# Time to go home.



## geist1223 (Mar 3, 2021)

Today we leave Cabo for home. Originally we had an early flight and we would have been back in Oregon mid-afternoon. But that flight got cancelled. I believe Alaska consolidated flights due to low passenger load. We not do not get back until 10:30 pm.

It has been a good relaxing 3 weeks. Our favorite Seafood and Taco Restaurant (El Chino) has survived and is expanding. Grilled fish or shrimp Tacos for 35 pesos. 4 of us had a feast their the other night. Lots of food and drink and it worked out to 1000 pesos or about $25 USA per couple.

Art Walk was sad with the few tourists. The Artist we knew and had on prior trips had dinner with his family his Studio did not survive the 6 month shutdown.
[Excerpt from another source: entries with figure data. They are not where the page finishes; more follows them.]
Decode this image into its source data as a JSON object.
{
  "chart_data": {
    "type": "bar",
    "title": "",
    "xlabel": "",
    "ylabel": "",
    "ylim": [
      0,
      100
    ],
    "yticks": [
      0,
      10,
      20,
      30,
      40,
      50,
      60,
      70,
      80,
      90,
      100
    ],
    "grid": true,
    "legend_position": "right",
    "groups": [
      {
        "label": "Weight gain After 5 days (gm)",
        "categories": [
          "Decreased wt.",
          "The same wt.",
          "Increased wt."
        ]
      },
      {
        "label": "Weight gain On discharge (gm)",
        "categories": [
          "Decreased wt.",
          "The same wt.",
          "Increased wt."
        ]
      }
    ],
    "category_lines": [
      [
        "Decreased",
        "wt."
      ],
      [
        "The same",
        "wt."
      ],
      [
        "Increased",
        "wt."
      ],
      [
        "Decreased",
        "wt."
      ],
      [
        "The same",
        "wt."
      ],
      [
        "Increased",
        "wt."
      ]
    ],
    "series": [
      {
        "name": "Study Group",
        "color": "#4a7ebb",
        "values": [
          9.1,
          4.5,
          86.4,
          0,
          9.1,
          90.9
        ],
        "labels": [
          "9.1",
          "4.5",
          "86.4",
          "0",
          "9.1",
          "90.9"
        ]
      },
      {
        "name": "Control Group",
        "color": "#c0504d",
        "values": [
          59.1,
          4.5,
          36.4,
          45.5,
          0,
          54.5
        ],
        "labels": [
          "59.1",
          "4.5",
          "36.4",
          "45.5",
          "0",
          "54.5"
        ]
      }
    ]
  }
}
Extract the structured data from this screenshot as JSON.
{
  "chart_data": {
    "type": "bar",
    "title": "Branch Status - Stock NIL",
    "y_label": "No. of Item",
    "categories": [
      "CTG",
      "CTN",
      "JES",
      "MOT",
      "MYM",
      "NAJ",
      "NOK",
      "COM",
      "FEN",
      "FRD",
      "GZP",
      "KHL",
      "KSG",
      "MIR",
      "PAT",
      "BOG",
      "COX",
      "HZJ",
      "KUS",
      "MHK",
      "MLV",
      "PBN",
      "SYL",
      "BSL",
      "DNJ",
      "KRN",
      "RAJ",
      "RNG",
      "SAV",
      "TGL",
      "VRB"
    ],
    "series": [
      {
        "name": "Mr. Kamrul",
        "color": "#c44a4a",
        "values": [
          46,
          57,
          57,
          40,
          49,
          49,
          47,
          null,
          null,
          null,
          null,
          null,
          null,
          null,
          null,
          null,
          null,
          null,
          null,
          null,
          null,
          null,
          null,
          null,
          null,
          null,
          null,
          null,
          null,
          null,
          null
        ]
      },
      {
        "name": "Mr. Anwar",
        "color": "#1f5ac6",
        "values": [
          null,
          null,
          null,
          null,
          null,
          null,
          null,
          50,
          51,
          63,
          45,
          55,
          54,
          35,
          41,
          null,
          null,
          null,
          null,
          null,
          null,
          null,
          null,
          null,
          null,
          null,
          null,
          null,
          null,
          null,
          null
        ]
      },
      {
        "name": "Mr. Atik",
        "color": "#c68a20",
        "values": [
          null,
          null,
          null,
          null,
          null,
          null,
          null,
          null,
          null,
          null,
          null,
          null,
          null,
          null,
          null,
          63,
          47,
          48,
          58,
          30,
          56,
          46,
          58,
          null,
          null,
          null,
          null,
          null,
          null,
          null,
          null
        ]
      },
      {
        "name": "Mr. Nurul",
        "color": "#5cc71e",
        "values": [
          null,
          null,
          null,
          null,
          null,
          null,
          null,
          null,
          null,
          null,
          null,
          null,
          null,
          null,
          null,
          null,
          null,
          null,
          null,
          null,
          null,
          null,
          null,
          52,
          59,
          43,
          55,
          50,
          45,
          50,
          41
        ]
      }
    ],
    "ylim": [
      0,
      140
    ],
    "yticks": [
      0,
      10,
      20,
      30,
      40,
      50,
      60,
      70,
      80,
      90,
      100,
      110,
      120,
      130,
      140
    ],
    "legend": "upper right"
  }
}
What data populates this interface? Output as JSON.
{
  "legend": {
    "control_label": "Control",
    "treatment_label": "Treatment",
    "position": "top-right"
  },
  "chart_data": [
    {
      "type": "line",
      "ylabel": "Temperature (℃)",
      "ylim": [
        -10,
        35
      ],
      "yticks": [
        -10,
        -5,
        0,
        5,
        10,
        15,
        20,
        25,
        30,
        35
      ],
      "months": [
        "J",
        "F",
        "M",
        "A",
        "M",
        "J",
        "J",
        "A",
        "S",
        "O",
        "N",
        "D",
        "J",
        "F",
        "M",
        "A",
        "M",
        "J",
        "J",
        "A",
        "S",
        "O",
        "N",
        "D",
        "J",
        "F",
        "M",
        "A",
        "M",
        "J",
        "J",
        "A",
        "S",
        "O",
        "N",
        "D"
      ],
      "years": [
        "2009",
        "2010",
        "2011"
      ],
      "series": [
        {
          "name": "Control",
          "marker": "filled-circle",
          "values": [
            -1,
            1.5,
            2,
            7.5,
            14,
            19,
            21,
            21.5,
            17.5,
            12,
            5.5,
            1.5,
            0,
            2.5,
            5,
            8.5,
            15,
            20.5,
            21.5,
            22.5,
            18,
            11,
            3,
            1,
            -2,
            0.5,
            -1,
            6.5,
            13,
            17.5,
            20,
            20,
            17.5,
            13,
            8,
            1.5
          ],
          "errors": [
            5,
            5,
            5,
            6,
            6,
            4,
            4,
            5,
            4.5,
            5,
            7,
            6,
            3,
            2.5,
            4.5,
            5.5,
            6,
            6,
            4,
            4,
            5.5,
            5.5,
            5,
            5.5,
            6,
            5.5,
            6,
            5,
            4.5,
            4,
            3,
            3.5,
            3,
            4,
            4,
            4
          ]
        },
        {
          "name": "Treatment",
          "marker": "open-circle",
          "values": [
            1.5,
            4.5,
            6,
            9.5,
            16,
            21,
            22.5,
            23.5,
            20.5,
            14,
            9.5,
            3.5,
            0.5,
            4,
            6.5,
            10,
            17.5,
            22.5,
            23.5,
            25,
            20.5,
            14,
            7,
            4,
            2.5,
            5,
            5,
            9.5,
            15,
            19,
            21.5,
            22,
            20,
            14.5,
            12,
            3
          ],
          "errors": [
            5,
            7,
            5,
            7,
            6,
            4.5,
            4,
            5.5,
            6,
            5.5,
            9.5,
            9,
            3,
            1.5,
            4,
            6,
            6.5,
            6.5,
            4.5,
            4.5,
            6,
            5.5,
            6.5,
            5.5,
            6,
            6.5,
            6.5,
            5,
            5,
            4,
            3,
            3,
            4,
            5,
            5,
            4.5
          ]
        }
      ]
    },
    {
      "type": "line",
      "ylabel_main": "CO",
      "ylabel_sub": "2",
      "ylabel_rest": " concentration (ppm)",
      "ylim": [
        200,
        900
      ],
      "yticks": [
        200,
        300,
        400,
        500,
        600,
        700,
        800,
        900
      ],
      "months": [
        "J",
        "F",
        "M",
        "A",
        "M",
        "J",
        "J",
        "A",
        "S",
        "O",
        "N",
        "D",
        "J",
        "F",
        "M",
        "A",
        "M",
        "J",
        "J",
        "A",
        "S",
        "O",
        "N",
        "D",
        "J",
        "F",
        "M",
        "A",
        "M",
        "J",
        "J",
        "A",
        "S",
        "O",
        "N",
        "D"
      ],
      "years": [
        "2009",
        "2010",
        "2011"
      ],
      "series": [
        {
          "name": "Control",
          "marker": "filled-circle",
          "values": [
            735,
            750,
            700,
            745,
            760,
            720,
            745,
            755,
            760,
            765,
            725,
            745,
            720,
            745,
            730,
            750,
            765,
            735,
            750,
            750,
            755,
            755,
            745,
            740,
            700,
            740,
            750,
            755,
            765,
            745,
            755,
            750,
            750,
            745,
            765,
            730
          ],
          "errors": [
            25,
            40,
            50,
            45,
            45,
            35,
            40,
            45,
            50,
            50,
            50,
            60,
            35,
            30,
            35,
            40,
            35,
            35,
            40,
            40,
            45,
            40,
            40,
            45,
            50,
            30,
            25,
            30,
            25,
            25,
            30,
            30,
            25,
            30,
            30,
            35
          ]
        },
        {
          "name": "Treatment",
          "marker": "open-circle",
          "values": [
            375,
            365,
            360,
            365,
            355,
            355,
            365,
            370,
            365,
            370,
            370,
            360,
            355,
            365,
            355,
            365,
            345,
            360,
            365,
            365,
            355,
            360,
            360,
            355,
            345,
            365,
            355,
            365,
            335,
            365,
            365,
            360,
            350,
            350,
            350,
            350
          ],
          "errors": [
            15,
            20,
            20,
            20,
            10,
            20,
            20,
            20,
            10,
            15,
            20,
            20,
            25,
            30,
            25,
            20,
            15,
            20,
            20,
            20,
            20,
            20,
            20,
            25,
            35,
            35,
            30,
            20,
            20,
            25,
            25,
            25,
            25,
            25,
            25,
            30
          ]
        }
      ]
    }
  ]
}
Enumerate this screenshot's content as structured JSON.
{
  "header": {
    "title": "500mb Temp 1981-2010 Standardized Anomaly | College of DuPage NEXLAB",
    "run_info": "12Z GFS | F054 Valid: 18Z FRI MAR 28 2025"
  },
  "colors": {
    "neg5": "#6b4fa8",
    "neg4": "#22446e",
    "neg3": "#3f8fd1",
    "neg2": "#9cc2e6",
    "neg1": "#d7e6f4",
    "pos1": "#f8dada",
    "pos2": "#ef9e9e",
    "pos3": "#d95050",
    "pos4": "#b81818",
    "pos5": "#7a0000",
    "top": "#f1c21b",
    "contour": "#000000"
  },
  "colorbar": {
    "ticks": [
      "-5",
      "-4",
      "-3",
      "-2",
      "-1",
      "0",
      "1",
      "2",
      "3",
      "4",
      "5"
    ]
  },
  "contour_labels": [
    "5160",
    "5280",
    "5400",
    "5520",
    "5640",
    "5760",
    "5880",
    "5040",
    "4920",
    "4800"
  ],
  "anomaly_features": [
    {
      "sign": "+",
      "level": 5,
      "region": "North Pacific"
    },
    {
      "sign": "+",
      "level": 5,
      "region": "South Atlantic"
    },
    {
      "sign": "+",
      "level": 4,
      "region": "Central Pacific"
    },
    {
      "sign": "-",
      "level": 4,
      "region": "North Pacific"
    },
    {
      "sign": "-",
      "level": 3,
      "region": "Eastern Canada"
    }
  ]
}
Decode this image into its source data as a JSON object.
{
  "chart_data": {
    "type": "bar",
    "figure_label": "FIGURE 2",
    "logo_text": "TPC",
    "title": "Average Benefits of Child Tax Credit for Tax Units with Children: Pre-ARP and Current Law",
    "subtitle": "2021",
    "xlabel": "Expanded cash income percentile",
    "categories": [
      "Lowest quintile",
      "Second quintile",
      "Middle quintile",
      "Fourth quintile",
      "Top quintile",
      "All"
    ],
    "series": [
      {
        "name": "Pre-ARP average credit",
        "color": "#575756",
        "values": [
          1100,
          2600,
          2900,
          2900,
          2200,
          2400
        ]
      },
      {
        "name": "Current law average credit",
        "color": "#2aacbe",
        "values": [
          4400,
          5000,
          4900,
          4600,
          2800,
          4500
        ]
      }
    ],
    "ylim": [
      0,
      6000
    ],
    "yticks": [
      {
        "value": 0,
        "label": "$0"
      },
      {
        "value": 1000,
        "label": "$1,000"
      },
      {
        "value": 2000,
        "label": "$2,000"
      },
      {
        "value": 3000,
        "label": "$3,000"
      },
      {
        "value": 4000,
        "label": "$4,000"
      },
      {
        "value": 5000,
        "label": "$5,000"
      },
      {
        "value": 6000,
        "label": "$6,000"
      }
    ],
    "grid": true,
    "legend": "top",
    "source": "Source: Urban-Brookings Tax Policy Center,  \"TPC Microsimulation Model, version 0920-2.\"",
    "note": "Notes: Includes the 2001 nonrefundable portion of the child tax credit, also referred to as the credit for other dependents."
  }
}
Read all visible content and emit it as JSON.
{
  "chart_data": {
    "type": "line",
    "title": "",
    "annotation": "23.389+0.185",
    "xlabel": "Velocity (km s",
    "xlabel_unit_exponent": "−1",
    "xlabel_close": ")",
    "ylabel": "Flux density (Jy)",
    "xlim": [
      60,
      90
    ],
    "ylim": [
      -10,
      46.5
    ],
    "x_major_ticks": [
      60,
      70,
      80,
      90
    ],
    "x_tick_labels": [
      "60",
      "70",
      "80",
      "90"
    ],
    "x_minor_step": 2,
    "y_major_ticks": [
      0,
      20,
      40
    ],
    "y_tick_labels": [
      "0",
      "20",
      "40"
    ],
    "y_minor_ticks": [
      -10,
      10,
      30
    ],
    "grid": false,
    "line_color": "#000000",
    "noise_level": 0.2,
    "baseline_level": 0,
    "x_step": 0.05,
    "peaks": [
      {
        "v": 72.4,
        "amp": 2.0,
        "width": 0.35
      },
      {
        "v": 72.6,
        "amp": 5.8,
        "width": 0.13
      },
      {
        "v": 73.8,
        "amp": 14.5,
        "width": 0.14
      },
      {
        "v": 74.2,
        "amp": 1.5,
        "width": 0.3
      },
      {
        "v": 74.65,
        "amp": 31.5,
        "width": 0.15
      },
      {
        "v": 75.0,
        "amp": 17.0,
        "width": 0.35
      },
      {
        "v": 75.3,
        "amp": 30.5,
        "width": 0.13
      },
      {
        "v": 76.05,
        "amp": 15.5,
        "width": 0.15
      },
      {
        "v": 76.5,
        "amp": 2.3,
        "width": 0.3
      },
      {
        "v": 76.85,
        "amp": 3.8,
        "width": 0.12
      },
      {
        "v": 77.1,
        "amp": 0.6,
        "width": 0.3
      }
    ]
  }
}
I did talk with another Gallery owner and he had recently talked to Edgar Zamora. He said Edgar was working on several commissioned works. That is good news.

We are already planning our next trip. This time April of 2022. Hopefully the ocean will be warmer for Patti and snorkeling.

A woman we met at Cabo Azul  has been here since Thanksgiving except for Christmas week and New Year week. Cabo Azul keeps offering 75% discounts. So she keeps extending her stay.

Tom and Patti


----------



## samara64 (Mar 3, 2021)

Have a safe flight home.


----------



## HenryT (Mar 3, 2021)

geist1223 said:


> Today we leave Cabo for home. Originally we had an early flight and we would have been back in Oregon mid-afternoon. But that flight got cancelled. I believe Alaska consolidated flights due to low passenger load. We not do not get back until 10:30 pm.
> 
> It has been a good relaxing 3 weeks. Our favorite Seafood and Taco Restaurant (El Chino) has survived and is expanding. Grilled fish or shrimp Tacos for 35 pesos. 4 of us had a feast their the other night. Lots of food and drink and it worked out to 1000 pesos or about $25 USA per couple.
> 
> ...


Great, I will be there in a week. Where is El Chino located?


----------



## geist1223 (Mar 3, 2021)

HenryT said:


> Great, I will be there in a week. Where is El Chino located?



As you are driving into San Jose del Cabo you come to the Traffic Circle where if you took the first exit you would head to the Puerto. But you want the 3rd exit (located 9pm as you enter the Traffic Circle). Drive two blocks (because 1st Block is one way the wrong way but it is the street El Chino's is located) [but start looking for Curb Parking] and turn right. Drive 2 blocks and turn right. Drive 2 blocks and turn right. El Chino's is just ahead on the left. Or you can park on the main street and walk a couple blocks without having to drive so much.


----------



## HenryT (Mar 4, 2021)

geist1223 said:


> As you are driving into San Jose del Cabo you come to the Traffic Circle where if you took the first exit you would head to the Puerto. But you want the 3rd exit (located 9pm as you enter the Traffic Circle). Drive two blocks (because 1st Block is one way the wrong way but it is the street El Chino's is located) [but start looking for Curb Parking] and turn right. Drive 2 blocks and turn right. Drive 2 blocks and turn right. El Chino's is just ahead on the left. Or you can park on the main street and walk a couple blocks without having to drive so much.


Excellent.
Thank you!


----------



## pierrepierre (Mar 5, 2021)

So pleased you had good holiday!  Also read about your return flights - aggravating.  As you, we receive 2nd shot Wednesday - and will make that appointment at all costs.  Then I hope to get on computer to book December trip to Mexico at one of the Palace Resorts.  I think they have a new one down in Cabo some where - Le Blanc.  I think each individual must feel good in head and heart when they decide to start on the "travel wagon" again.  In retirement we were going to travel more but alas, the last 1.5 years of mandates, has changed ALL plans.


----------